La République démocratique du Congo va ouvrir trois centres de traitement du virus Ebola dans la province d’Ituri, à l’est du pays, suite à l’apparition d’un variant pour lequel il n’existe aucun traitement ni vaccin homologué. L’Organisation mondiale de la Santé (OMS) a dépêché une équipe d’experts et du matériel afin de contribuer à endiguer la propagation de la maladie.
« Nous savons que les hôpitaux sont déjà saturés par l’afflux de patients », a déclaré Samuel Roger Kamba, ministre congolais de la Santé, lors d’une visite à Bunia, capitale et plus grande ville d’Ituri, dimanche. « Mais nous nous préparons à ouvrir des centres de traitement sur les trois sites afin d’accroître nos capacités. »
L’OMS a déclaré dimanche l’épidémie d’Ebola comme une urgence de santé publique de portée internationale. Lundi, on recensait plus de 390 cas suspects et 105 décès en République démocratique du Congo, selon le Groupe sectoriel Santé du pays, et deux décès en Ouganda voisin.
Bien que l’épidémie soit concentrée dans la province d’Ituri, en République démocratique du Congo, des cas ont été signalés à Kinshasa, la capitale, et à Goma, la plus grande ville de l’est du pays.
L’Organisation mondiale de la Santé a averti lundi que le virus touchait également les populations des zones de conflit en République démocratique du Congo, ce qui représente un risque supplémentaire pour le personnel soignant. Médecins Sans Frontières et le Comité international de secours ont annoncé lundi avoir dépêché des équipes sur place pour faire face à l’épidémie.
Les autorités sanitaires américaines ont déclaré dimanche que le risque pour les Américains était faible, mais n’ont pas répondu directement aux questions concernant une éventuelle exposition d’Américains au virus Ebola en Afrique.

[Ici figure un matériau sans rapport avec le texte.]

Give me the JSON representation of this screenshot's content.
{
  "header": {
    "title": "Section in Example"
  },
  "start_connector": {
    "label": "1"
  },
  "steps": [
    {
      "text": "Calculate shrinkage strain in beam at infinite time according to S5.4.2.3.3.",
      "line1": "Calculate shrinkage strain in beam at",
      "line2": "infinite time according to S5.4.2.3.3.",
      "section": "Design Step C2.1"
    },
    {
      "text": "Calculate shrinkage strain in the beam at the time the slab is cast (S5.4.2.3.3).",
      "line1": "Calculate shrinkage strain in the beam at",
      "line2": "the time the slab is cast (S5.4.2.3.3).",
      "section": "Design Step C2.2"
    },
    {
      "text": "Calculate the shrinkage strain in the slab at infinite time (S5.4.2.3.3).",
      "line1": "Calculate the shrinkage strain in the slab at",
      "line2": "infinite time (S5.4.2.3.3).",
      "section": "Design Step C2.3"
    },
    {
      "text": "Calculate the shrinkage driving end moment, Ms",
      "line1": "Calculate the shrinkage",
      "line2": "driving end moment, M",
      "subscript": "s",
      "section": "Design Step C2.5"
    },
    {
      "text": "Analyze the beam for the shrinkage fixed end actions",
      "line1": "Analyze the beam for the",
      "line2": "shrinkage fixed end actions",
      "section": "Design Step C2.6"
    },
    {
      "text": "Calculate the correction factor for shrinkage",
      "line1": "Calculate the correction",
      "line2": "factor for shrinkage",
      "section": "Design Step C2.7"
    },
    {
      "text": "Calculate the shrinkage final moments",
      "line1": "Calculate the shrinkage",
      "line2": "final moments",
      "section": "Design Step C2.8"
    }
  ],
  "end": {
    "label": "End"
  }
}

Les Centres américains de contrôle et de prévention des maladies (CDC) ont émis vendredi des recommandations aux voyageurs, exhortant les Américains se rendant au Congo et en Ouganda à éviter tout contact avec des personnes présentant des symptômes tels que fièvre, douleurs musculaires et éruptions cutanées. Les CDC ont également indiqué mettre en place des mesures appropriées pour identifier les personnes présentant des symptômes aux points d’entrée.
Une souche inhabituelle
Le virus Ebola est très contagieux et peut être contracté par contact avec des fluides corporels tels que des vomissements, du sang ou du sperme. La maladie qu’il provoque est rare, mais grave et souvent mortelle.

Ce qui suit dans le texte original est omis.